Time goes by. The future comes towards us—or, to some, we move towards it. The future arrives in the present and then both settle into the past, gone but not forgotten.
Or so it seems. Here’s another possibility: there is no past or future of this sort at all, no flow of something called time that moves from future to past at a steady rate.
Of course, events did happen in the past. The evidence is all around us: rock, oceans, old trees, pyramids, Mr. Vernon, battlefields, cemeteries. We may think such evidence strengthens our everyday notion of time going by in an orderly fashion. But time, and especially our experience of it, is not so simple. Time is a human thing, built from memories, from the apparent movement of the sun and stars, from measuring tools, and from traditions about the value of the past and the knowability of the future.
And yet It seems sensible to me to think of us as living only in the present.* Being alive is a present state, a current condition; no organism can literally “live in the past.” But the past is certainly with us every step of the way. We are born with codes from our parents’ DNA, we store memories in our bodies, and we hang on to useful recollections in detail. We draw from this storage continuously to manage the endless present that we live in. We use it also to imagine, wish for, plan on, and worry about the future. Time is the name we give this flow, but it is we, not time, that are flowing.

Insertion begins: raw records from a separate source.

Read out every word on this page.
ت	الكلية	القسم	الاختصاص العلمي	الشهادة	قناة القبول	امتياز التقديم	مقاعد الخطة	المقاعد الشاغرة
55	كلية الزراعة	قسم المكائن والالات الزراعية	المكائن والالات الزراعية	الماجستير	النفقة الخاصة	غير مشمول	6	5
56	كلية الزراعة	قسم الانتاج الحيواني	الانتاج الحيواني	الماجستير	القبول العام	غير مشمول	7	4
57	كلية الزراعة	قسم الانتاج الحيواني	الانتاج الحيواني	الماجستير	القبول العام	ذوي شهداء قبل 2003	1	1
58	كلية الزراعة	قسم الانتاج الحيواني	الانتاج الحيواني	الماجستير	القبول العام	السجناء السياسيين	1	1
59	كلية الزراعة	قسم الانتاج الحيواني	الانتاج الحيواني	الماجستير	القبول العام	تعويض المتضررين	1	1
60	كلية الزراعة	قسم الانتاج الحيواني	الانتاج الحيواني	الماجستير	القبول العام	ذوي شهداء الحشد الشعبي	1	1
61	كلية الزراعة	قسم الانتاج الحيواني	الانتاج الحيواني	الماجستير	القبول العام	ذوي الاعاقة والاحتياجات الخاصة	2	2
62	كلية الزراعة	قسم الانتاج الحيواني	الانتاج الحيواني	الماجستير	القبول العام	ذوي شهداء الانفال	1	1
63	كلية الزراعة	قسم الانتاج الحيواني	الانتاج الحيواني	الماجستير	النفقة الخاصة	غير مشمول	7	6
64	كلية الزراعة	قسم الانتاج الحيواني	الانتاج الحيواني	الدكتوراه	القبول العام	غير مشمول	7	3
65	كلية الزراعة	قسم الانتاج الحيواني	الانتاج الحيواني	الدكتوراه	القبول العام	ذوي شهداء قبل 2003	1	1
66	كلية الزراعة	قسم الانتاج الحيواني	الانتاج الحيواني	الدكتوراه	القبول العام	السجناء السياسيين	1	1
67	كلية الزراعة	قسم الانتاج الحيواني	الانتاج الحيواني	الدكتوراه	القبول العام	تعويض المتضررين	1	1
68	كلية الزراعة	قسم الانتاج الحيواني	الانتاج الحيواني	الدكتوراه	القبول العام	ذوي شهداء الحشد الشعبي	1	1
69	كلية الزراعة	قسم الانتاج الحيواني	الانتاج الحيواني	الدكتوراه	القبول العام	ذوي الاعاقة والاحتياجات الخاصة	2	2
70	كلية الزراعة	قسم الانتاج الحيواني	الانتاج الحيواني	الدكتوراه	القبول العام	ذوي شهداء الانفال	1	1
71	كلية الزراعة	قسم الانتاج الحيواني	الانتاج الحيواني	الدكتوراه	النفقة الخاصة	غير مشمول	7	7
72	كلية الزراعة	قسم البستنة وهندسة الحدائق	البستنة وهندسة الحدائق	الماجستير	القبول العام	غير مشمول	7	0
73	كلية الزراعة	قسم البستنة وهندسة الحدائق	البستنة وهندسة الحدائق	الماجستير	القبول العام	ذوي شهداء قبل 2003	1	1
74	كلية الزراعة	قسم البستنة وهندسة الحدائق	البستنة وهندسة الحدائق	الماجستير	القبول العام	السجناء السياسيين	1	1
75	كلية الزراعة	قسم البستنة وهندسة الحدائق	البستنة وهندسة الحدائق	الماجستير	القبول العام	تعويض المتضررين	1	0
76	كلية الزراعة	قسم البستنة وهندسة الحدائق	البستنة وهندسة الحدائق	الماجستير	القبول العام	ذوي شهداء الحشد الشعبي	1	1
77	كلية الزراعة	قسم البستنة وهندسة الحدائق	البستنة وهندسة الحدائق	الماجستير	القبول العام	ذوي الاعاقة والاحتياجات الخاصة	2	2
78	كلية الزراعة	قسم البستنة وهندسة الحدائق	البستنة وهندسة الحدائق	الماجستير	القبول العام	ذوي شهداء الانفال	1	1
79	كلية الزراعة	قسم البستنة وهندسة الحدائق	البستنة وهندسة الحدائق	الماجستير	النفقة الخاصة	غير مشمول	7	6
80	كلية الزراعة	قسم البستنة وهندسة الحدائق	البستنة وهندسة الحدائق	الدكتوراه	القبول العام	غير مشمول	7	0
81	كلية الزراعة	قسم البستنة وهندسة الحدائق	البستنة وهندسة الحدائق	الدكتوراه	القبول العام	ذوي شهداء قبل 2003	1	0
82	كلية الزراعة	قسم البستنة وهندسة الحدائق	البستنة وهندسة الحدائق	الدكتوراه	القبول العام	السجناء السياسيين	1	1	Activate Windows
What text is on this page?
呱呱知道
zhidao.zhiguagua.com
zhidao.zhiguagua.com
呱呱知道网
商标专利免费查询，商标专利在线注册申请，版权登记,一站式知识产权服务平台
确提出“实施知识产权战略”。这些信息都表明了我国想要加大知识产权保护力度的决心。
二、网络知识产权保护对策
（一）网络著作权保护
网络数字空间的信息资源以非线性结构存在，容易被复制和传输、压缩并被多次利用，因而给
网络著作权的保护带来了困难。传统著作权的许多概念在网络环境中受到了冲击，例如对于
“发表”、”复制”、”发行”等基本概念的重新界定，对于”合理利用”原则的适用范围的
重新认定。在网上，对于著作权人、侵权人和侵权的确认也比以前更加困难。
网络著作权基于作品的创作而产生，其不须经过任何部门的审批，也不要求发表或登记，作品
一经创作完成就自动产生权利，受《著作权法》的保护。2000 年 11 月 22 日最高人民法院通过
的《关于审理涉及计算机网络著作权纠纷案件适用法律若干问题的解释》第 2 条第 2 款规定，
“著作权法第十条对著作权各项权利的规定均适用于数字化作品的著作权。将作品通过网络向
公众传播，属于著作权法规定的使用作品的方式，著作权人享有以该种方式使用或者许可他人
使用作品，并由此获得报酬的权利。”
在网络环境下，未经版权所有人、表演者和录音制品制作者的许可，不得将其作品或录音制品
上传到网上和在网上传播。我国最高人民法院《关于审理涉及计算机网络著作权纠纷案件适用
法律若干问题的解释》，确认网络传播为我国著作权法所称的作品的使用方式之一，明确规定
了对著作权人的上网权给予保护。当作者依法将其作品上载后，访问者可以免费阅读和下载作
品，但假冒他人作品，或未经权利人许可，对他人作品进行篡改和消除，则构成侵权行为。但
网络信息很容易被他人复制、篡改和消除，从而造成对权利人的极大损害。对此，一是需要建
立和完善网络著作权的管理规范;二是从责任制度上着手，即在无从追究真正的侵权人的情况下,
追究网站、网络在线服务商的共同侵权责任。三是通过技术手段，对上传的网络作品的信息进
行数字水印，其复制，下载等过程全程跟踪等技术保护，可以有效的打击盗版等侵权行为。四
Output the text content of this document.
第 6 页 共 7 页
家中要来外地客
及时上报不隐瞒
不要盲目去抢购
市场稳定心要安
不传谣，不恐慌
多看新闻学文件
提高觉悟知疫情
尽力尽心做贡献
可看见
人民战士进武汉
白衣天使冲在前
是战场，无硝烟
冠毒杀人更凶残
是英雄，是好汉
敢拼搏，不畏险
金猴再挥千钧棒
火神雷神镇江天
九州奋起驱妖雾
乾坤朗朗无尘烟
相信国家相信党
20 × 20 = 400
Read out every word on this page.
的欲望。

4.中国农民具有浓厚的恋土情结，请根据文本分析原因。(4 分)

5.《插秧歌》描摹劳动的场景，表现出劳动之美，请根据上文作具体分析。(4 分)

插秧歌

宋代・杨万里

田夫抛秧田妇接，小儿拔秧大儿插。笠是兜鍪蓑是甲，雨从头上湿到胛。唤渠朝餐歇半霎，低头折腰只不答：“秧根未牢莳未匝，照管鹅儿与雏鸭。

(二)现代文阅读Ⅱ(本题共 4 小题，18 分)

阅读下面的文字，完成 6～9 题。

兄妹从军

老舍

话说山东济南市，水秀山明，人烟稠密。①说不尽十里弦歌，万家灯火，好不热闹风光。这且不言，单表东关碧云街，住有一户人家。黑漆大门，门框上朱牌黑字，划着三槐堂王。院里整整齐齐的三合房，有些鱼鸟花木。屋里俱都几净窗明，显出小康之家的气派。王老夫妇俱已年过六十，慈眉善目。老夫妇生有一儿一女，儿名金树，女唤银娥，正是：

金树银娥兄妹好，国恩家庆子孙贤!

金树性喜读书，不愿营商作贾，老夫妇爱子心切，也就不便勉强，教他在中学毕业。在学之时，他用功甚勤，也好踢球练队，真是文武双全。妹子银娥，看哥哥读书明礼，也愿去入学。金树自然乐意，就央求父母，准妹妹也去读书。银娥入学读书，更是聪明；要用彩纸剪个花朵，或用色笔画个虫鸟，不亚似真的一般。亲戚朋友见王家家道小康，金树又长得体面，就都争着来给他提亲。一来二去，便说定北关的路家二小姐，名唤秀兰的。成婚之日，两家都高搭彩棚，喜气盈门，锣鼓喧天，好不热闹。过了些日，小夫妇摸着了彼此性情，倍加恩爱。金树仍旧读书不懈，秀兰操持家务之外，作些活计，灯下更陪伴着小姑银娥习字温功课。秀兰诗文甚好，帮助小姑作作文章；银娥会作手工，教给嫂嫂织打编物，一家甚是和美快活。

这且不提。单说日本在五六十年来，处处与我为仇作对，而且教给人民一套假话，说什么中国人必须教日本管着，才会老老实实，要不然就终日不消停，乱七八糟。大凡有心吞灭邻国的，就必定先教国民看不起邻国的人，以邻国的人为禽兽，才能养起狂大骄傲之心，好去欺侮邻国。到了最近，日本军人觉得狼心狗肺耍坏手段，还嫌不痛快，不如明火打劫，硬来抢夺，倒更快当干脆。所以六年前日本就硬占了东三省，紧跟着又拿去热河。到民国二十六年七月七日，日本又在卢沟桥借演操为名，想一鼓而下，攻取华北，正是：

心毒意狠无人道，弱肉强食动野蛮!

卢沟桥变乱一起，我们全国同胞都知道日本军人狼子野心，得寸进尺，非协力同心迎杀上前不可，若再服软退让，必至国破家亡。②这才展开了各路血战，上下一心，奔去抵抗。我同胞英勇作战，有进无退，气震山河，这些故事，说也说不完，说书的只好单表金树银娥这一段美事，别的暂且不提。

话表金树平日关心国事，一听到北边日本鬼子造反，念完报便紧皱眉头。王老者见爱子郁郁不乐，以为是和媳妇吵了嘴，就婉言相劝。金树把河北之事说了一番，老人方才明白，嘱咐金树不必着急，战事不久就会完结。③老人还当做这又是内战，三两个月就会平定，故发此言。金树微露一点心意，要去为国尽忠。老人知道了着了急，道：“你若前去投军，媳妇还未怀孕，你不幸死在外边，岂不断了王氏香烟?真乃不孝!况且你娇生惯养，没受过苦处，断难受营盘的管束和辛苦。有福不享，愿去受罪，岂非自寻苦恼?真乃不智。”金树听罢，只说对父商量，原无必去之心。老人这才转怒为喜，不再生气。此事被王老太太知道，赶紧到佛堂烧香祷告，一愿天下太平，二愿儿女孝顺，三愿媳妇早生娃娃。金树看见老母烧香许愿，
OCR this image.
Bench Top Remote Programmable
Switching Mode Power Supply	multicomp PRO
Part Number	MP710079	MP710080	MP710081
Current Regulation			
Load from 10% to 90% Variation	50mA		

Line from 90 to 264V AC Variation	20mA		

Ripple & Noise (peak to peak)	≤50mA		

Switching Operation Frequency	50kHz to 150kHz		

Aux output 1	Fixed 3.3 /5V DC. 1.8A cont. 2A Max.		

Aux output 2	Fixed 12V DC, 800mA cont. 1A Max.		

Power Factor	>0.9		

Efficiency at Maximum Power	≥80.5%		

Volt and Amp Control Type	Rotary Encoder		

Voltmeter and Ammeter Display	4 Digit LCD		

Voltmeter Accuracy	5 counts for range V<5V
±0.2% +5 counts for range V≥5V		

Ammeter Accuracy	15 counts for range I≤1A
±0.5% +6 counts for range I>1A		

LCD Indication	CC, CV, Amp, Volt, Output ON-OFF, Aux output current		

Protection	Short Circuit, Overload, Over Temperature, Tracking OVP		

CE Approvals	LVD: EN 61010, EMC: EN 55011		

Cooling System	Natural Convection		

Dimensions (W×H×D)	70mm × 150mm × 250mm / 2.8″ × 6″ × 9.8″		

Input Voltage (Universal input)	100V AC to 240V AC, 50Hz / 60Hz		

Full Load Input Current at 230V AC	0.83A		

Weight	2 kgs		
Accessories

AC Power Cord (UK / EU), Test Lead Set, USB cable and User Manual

So to make time useful; we measure it and mark it. “It’s a two-hour movie.” The label classifies the movie but is hardly precise. Say the movie, the feature itself, runs for two hours, three minutes and sixteen seconds. We would still call it a “two-hour movie” as a convenient description, but the movie runs for as long as it runs. The time is not the duration itself. Clocks and calendars help our lives tick by, but they are not time itself.
A related simplification is the belief that time moves in one direction only, from future to past (or from past to future). But as we well know, time also moves in cycles. Units of time come round again and again even though the present moves on. “I meant next week, not this week.” In fact, we label any particular moment in time using clock-and calendar units that repeat themselves. Like the rotating dials on a bicycle lock, the numbers and words converge on a single combination. Right now it’s 9:10 am Eastern Standard Time on Tuesday, February 8, 2020.
Three of these units connect much more closely to the cycles of nature than others: these are day, month, and year. The early ancestors of the word day referred to just to daylight, in contrast to the dark of night, until the Babylonians and Romans applied it to the 24-hour cycle of day-and-night that we know as a day. The word month comes from the duration of the cycle of the waxing and waning moon. And year is anciently related to early versions of words like season and summer, probably with the sense of “that which makes a full cycle.”
So organisms both get “older” and at the same time partially renew themselves in sync with the three repetitions: the rotations of the earth, the orbiting of the moon around the earth, and the orbiting of the earth around the sun.
These cycles have embedded themselves in all bodies:
- The daily (circadian) rhythm of darkness and daylight, cold and warmth, triggers sleeping and waking, rest and exertion.
- The moon pulls the tides twice a day. And as it waxes and wanes each month, it lightens and darkens the night. Under a bright moon, lions hunt and snakes hide. Many species have adapted to these moon-and-tide patterns to survive.**
- Earth’s yearly orbit around the sun brings the four seasons, prompting flowering, mating, ripeness, hibernation.
These rhythms are built into our genes. “Clock-proteins” switch genes on when conditions are good and become built-in timers that operate even when the conditions are absent. Birds living for years in a controlled environment, for example, with 10 hours of light and 14 hours in the dark will molt (lose their feathers) at the same time of year that they would have if they were living in the wild. This field of study is chronobiology.
Because time is everywhere and nowhere, it strains language and can boggle clarity. So in closing, here are the two points that I find I can hold on to. One is that time, as in a week, is short-hand for a number of days and their events, but a measurement is not the thing itself, not even the duration itself. The second point is that our experience of time, how it happens, how it affects organisms, is neither a straight line nor a cycle but a strange and exquisite melding of both.
Time is our yardstick, essential for organizing what we call our past and our future and for agreeing on the duration of events. But what actually goes by are lives, through another day, another season, to the rhythms of the earth, moon, and sun.
*To be precise, we live a split second behind the actual moment of “now.” Visual data comes through our eyes and along the optic nerve to be interpreted by the brain. The process takes one fifth of a second. To compensate, as Bill Bryson writes, the brain “continuously forecasts what the world will look like a fifth of a second from now, and that is what it gives us as the present” (The Body, p. 55). Even the present moment, it seems, is an educated guess.
**Both the moon’s cycle and a woman’s menstrual cycle average about 28 days and many women feel synched to the phases of the moon. So it’s tempting to conclude that the moon was an evolutionary source for the duration of women’s cycles. But the evidence doesn’t point that way. See Wikipedia on Menstruation/evolution.